During a 2004 trip to Africa, now-married couple Jessica Jackley and Matt Flannery observed three facts that drove them to found the first person-to-person micro-lending site Kiva.org: the Internet drives down communications costs; personal stories motivate us in ways that abstract “causes” can’t; and the poor are already scrappily entrepreneurial, motivated to help themselves. Founded in 2005, Kiva built on a 30-year-strong tradition of microfinance whose most public face might be 2006 Nobel Prize winner Muhammad Yunus. Kiva’s twist was to harness the internet to tap individual lenders. “Just like eBay brings buyers and sellers together, we’re the platform that connects people who need loan funds to people who would like to lend,” says Fiona Ramsey, spokeswoman for Kiva.
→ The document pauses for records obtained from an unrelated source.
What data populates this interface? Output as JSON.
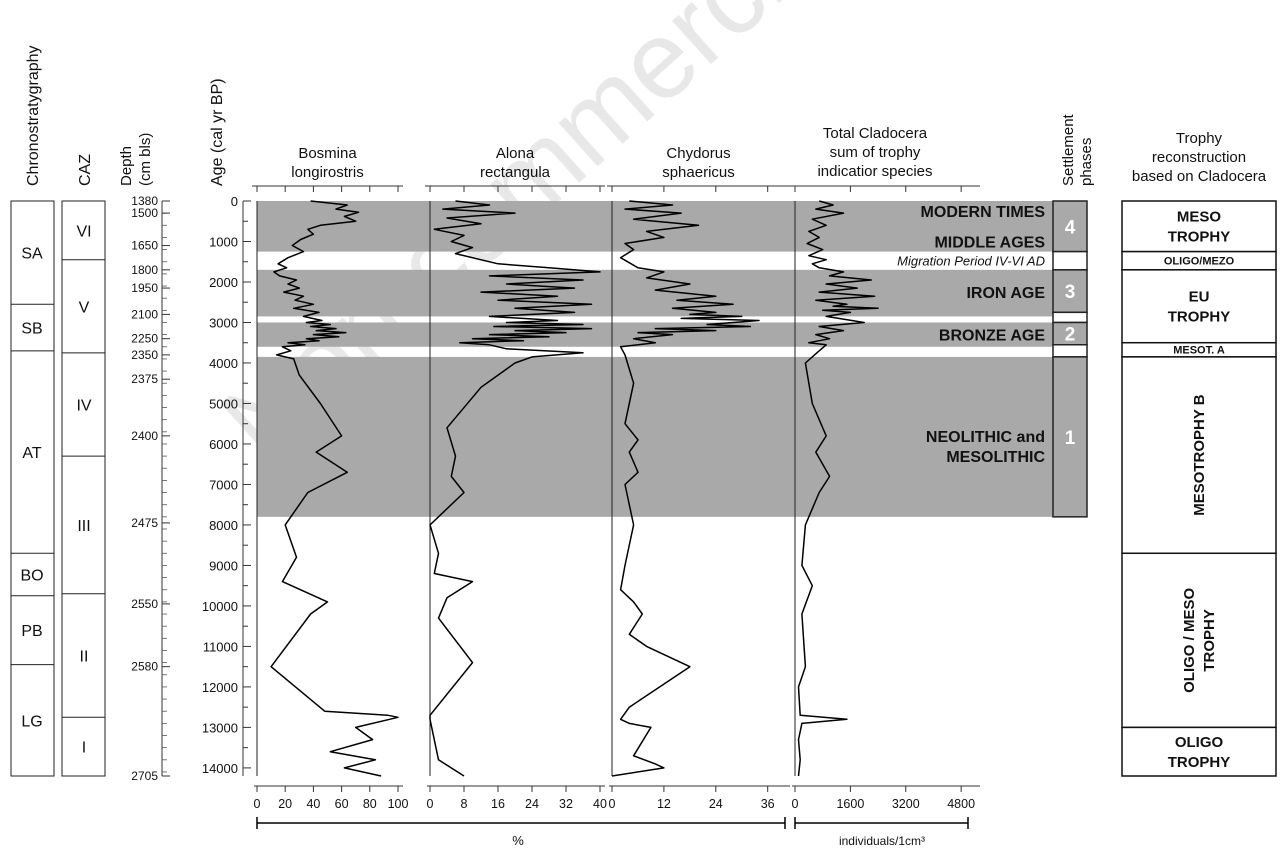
{
  "chart_data": {
    "type": "line",
    "watermark": "Non commercial",
    "column_labels": {
      "chronostratigraphy": "Chronostratygraphy",
      "caz": "CAZ",
      "depth": [
        "Depth",
        "(cm bls)"
      ],
      "age": "Age  (cal yr BP)",
      "settlement": [
        "Settlement",
        "phases"
      ],
      "trophy": [
        "Trophy",
        "reconstruction",
        "based on Cladocera"
      ]
    },
    "age_axis": {
      "ylim": [
        0,
        14200
      ],
      "ticks": [
        0,
        1000,
        2000,
        3000,
        4000,
        5000,
        6000,
        7000,
        8000,
        9000,
        10000,
        11000,
        12000,
        13000,
        14000
      ],
      "tick_labels": [
        "0",
        "1000",
        "2000",
        "3000",
        "4000",
        "5000",
        "6000",
        "7000",
        "8000",
        "9000",
        "10000",
        "11000",
        "12000",
        "13000",
        "14000"
      ]
    },
    "depth_axis": {
      "labels": [
        "1380",
        "1500",
        "1650",
        "1800",
        "1950",
        "2100",
        "2250",
        "2350",
        "2375",
        "2400",
        "2475",
        "2550",
        "2580",
        "2705"
      ],
      "ages": [
        0,
        300,
        1100,
        1700,
        2150,
        2800,
        3400,
        3800,
        4400,
        5800,
        7950,
        9950,
        11500,
        14200
      ]
    },
    "chronozones": [
      {
        "label": "SA",
        "from": 0,
        "to": 2550
      },
      {
        "label": "SB",
        "from": 2550,
        "to": 3700
      },
      {
        "label": "AT",
        "from": 3700,
        "to": 8700
      },
      {
        "label": "BO",
        "from": 8700,
        "to": 9750
      },
      {
        "label": "PB",
        "from": 9750,
        "to": 11450
      },
      {
        "label": "LG",
        "from": 11450,
        "to": 14200
      }
    ],
    "caz_zones": [
      {
        "label": "VI",
        "from": 0,
        "to": 1450
      },
      {
        "label": "V",
        "from": 1450,
        "to": 3750
      },
      {
        "label": "IV",
        "from": 3750,
        "to": 6300
      },
      {
        "label": "III",
        "from": 6300,
        "to": 9700
      },
      {
        "label": "II",
        "from": 9700,
        "to": 12750
      },
      {
        "label": "I",
        "from": 12750,
        "to": 14200
      }
    ],
    "shaded_bands": [
      {
        "from": 0,
        "to": 1250
      },
      {
        "from": 1700,
        "to": 2850
      },
      {
        "from": 3000,
        "to": 3600
      },
      {
        "from": 3850,
        "to": 7800
      }
    ],
    "period_labels": [
      {
        "text": "MODERN TIMES",
        "age": 250,
        "style": "bold"
      },
      {
        "text": "MIDDLE AGES",
        "age": 1000,
        "style": "bold"
      },
      {
        "text": "Migration Period IV-VI AD",
        "age": 1450,
        "style": "italic"
      },
      {
        "text": "IRON AGE",
        "age": 2250,
        "style": "bold"
      },
      {
        "text": "BRONZE AGE",
        "age": 3300,
        "style": "bold"
      },
      {
        "text": "NEOLITHIC and",
        "age": 5800,
        "style": "bold"
      },
      {
        "text": "MESOLITHIC",
        "age": 6300,
        "style": "bold"
      }
    ],
    "series": [
      {
        "name": [
          "Bosmina",
          "longirostris"
        ],
        "xlim": [
          0,
          100
        ],
        "ticks": [
          0,
          20,
          40,
          60,
          80,
          100
        ],
        "tick_labels": [
          "0",
          "20",
          "40",
          "60",
          "80",
          "100"
        ],
        "x": [
          38,
          64,
          56,
          72,
          62,
          70,
          45,
          36,
          40,
          31,
          25,
          33,
          22,
          15,
          21,
          12,
          16,
          28,
          22,
          30,
          19,
          33,
          27,
          40,
          26,
          44,
          33,
          46,
          35,
          52,
          38,
          56,
          42,
          63,
          40,
          58,
          35,
          44,
          22,
          34,
          18,
          24,
          14,
          26,
          30,
          45,
          60,
          42,
          64,
          36,
          20,
          28,
          18,
          50,
          38,
          10,
          48,
          93,
          100,
          70,
          82,
          52,
          84,
          62,
          88
        ],
        "y": [
          0,
          100,
          200,
          280,
          380,
          500,
          600,
          700,
          820,
          950,
          1100,
          1250,
          1400,
          1550,
          1650,
          1750,
          1850,
          1950,
          2050,
          2150,
          2250,
          2350,
          2450,
          2550,
          2650,
          2750,
          2850,
          2950,
          3000,
          3050,
          3100,
          3150,
          3200,
          3250,
          3300,
          3350,
          3400,
          3450,
          3500,
          3550,
          3600,
          3700,
          3800,
          3900,
          4300,
          5000,
          5800,
          6200,
          6700,
          7200,
          8000,
          8800,
          9400,
          9900,
          10200,
          11500,
          12600,
          12700,
          12750,
          13000,
          13300,
          13600,
          13800,
          14000,
          14200
        ]
      },
      {
        "name": [
          "Alona",
          "rectangula"
        ],
        "xlim": [
          0,
          40
        ],
        "ticks": [
          0,
          8,
          16,
          24,
          32,
          40
        ],
        "tick_labels": [
          "0",
          "8",
          "16",
          "24",
          "32",
          "40"
        ],
        "x": [
          6,
          14,
          3,
          20,
          4,
          12,
          1,
          8,
          5,
          10,
          6,
          16,
          28,
          40,
          14,
          36,
          18,
          34,
          12,
          30,
          16,
          38,
          20,
          34,
          14,
          30,
          18,
          36,
          15,
          38,
          20,
          32,
          14,
          28,
          10,
          22,
          7,
          14,
          18,
          36,
          24,
          20,
          12,
          4,
          6,
          5,
          8,
          0,
          2,
          1,
          10,
          4,
          2,
          10,
          0,
          0,
          2,
          8
        ],
        "y": [
          0,
          100,
          200,
          300,
          420,
          560,
          700,
          850,
          1000,
          1150,
          1300,
          1550,
          1650,
          1750,
          1850,
          1950,
          2050,
          2150,
          2250,
          2350,
          2450,
          2550,
          2650,
          2750,
          2850,
          2950,
          3000,
          3050,
          3100,
          3150,
          3200,
          3250,
          3300,
          3350,
          3400,
          3450,
          3500,
          3550,
          3650,
          3750,
          3850,
          4000,
          4600,
          5600,
          6300,
          6800,
          7200,
          8000,
          8700,
          9200,
          9400,
          9800,
          10300,
          11400,
          12700,
          12800,
          13800,
          14200
        ]
      },
      {
        "name": [
          "Chydorus",
          "sphaericus"
        ],
        "xlim": [
          0,
          40
        ],
        "ticks": [
          0,
          12,
          24,
          36
        ],
        "tick_labels": [
          "0",
          "12",
          "24",
          "36"
        ],
        "x": [
          4,
          14,
          3,
          16,
          5,
          20,
          8,
          12,
          3,
          5,
          2,
          6,
          12,
          8,
          18,
          10,
          24,
          15,
          28,
          14,
          24,
          18,
          30,
          16,
          34,
          22,
          32,
          10,
          24,
          6,
          14,
          5,
          10,
          2,
          3,
          5,
          3,
          6,
          4,
          6,
          3,
          5,
          3,
          2,
          5,
          7,
          4,
          8,
          18,
          4,
          2,
          4,
          9,
          5,
          10,
          12,
          0
        ],
        "y": [
          0,
          100,
          200,
          300,
          450,
          600,
          750,
          900,
          1050,
          1200,
          1400,
          1650,
          1750,
          1900,
          2050,
          2200,
          2350,
          2450,
          2550,
          2650,
          2750,
          2800,
          2850,
          2900,
          2950,
          3050,
          3100,
          3150,
          3200,
          3250,
          3300,
          3400,
          3500,
          3600,
          3800,
          4500,
          5500,
          5900,
          6200,
          6700,
          7000,
          8000,
          9000,
          9600,
          9900,
          10200,
          10700,
          11000,
          11500,
          12500,
          12800,
          12900,
          13000,
          13700,
          13900,
          14000,
          14200
        ]
      },
      {
        "name": [
          "Total Cladocera",
          "sum of trophy",
          "indicatior species"
        ],
        "xlim": [
          0,
          5200
        ],
        "ticks": [
          0,
          1600,
          3200,
          4800
        ],
        "tick_labels": [
          "0",
          "1600",
          "3200",
          "4800"
        ],
        "x": [
          700,
          1100,
          600,
          1400,
          500,
          900,
          400,
          700,
          350,
          800,
          400,
          900,
          500,
          700,
          1400,
          1000,
          2200,
          900,
          1800,
          700,
          2300,
          600,
          1500,
          1100,
          2400,
          800,
          1600,
          900,
          2000,
          700,
          1400,
          600,
          1000,
          400,
          900,
          700,
          300,
          500,
          900,
          600,
          1000,
          700,
          300,
          200,
          500,
          200,
          300,
          100,
          150,
          1500,
          200,
          100,
          150,
          100
        ],
        "y": [
          0,
          100,
          200,
          300,
          450,
          600,
          750,
          900,
          1050,
          1200,
          1350,
          1450,
          1550,
          1650,
          1750,
          1850,
          1950,
          2050,
          2150,
          2250,
          2350,
          2450,
          2550,
          2600,
          2650,
          2700,
          2750,
          2850,
          3000,
          3100,
          3200,
          3300,
          3400,
          3500,
          3550,
          3700,
          4000,
          5000,
          5800,
          6200,
          6800,
          7200,
          8000,
          9000,
          9500,
          10200,
          11500,
          12000,
          12700,
          12800,
          12900,
          13300,
          13800,
          14200
        ]
      }
    ],
    "x_unit_percent": "%",
    "x_unit_individuals": "individuals/1cm³",
    "settlement_phases": [
      {
        "label": "4",
        "from": 0,
        "to": 1250,
        "filled": true
      },
      {
        "label": "",
        "from": 1250,
        "to": 1700,
        "filled": false
      },
      {
        "label": "3",
        "from": 1700,
        "to": 2750,
        "filled": true
      },
      {
        "label": "",
        "from": 2750,
        "to": 3000,
        "filled": false
      },
      {
        "label": "2",
        "from": 3000,
        "to": 3550,
        "filled": true
      },
      {
        "label": "",
        "from": 3550,
        "to": 3850,
        "filled": false
      },
      {
        "label": "1",
        "from": 3850,
        "to": 7800,
        "filled": true
      }
    ],
    "trophy_zones": [
      {
        "lines": [
          "MESO",
          "TROPHY"
        ],
        "from": 0,
        "to": 1250,
        "rotate": false
      },
      {
        "lines": [
          "OLIGO/MEZO"
        ],
        "from": 1250,
        "to": 1700,
        "rotate": false,
        "small": true
      },
      {
        "lines": [
          "EU",
          "TROPHY"
        ],
        "from": 1700,
        "to": 3500,
        "rotate": false
      },
      {
        "lines": [
          "MESOT. A"
        ],
        "from": 3500,
        "to": 3850,
        "rotate": false,
        "small": true
      },
      {
        "lines": [
          "MESOTROPHY B"
        ],
        "from": 3850,
        "to": 8700,
        "rotate": true
      },
      {
        "lines": [
          "OLIGO / MESO",
          "TROPHY"
        ],
        "from": 8700,
        "to": 13000,
        "rotate": true
      },
      {
        "lines": [
          "OLIGO",
          "TROPHY"
        ],
        "from": 13000,
        "to": 14200,
        "rotate": false
      }
    ]
  }
}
Here’s how Kiva works: An entrepreneur in Bolivia always sells out of her tamales at lunchtime at the local construction site. She would sell a lot more tamales if she could upgrade her transportation from a shoulder-bag to, say, a pushcart. She applies to a local micro-finance institution (Kiva has 103 “field partners” in 49 countries) for a loan. The field partner sets the loan’s terms and administers it day-to-day, often providing additional services like job training or childcare. Who actually provides the bucks? Enter Kiva: Each entrepreneur’s profile appears on his or her website, where individual lenders can donate to other individuals. According to Kiva’s statistics page, loans typically get funded in 50 hours. Kiva — the name is Swahili for “agreement” or “unity” — pays its overhead through optional donations from lenders.

Unlike charitable donations, Kiva funds are loans that are ultimately repaid more than 98 percent of the time; most Kiva lenders recycle funds back into another loan, literally giving them more bang for their buck. “On average we see the same 25 dollars loaned out four times, so it has the impact of 100 dollars,” Ramsey notes. Such efficiency helped Kiva win a 2009 INDEX Award for humanitarian design, in the Work category.

Kiva doesn’t take sides in the debate about whether microfinance should be run on a non-profit or for-profit basis, working with partners from both approaches. Although Ramsey acknowledges the potential for abuse, she notes that profit-seeking partners shouldn’t be written off as rapacious: Not only do many for-profit partners offer small-business services, “for-profit institutions drive toward greater efficiency, bringing interest rates down” across the region. Kiva also doesn’t take sides on micro-finance’s female bias; 83 percent of its partners’ entrepreneurs are women. A recent New York Times Magazine cover story supports what micro-finance experts have known all along: Much more than men, poor female entrepreneurs tend to use their money to improve the entire family’s nutrition, housing and education.

If anything, Kiva’s problem has been its outsize success. With every news profile comes a flood of new lenders, often outstripping available entrepreneurs. Lenders might be puzzled by a request to come back later when more entrepreneurs are added to the site. “The response is usually: What do you mean, there’s no more poor people?” laughs Ramsey. Not yet, although Kiva is applying all its hustle to get us there.